Remember the good old days of wage slavery?

Historian Rick Pearlstein noticed the other day Rick Santorum waxing nostalgic for those halcyon days when his own grandfather was a wage slave:

Rick Santorum got high marks for his near-victory speech in Iowa. In the Washington Post, E.J. Dionne called it "by far the best speech Tuesday night." Santorum's address impressed me, too, but for a different reason: his astonishing endorsement of feudalism, wrapped up in a soaring tribute to something he called "freedom." A sharper illustration of the bad faith of at the heart of conservative rhetoric I never have seen in all my life.

He began by doing what conservative presidential candidates always do in this season of economic privation: talked about his family's one-time economic privation. It wasn't off the cuff. "As you know," he said, "I do not speak from notes, but there's a couple of things I want to say that are a little more emotional, so I'm going to read them as I wrote them." And what were the words he so carefully wrote to read at this, his moment of triumph? That his grandfather came to the United States from Italy in 1925: "because Mussolini had been in power now three years, and he had figured out that fascism was something that would crush his spirit and freedom and give his children something less than he wanted for them." He came because—why else?—he loved freedom.

[...]

"He left to the coal fields of Southern Pennsylvania. He worked in the mine at a company town, got paid with coupons, he used to call them."
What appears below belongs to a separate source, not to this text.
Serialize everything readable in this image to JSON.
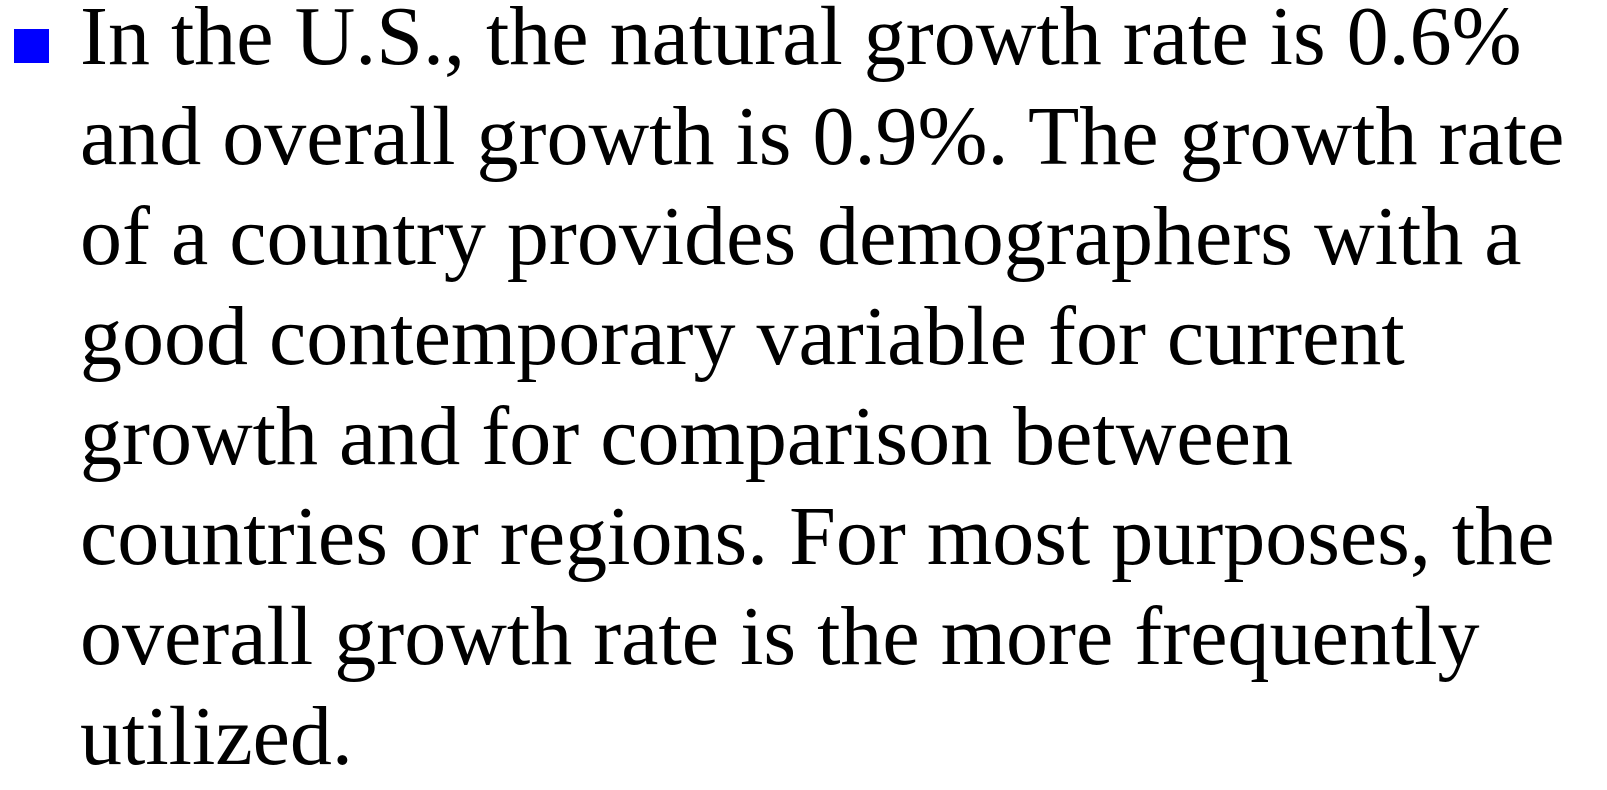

Let us dwell on that. Grandpa Santorum lived in a company town where he was paid in "scrip" in lieu of cash. That means what his grandson calls "freedom" was, well and truly, something more like slavery.
Pearlstein goes on to note the irony of Santorum relating a story of his grandfather becoming a wage slave in order to sell free market fundamentalism to voters when it was government regulation that did more to give workers like his grandfather freedom than the "free reign of property."

The key point, and one that is not likely to find an effective messenger in Democrats beholden to the same wealth that Republicans are, is "that sometimes—frequently—it takes government to establish liberty where none existed before."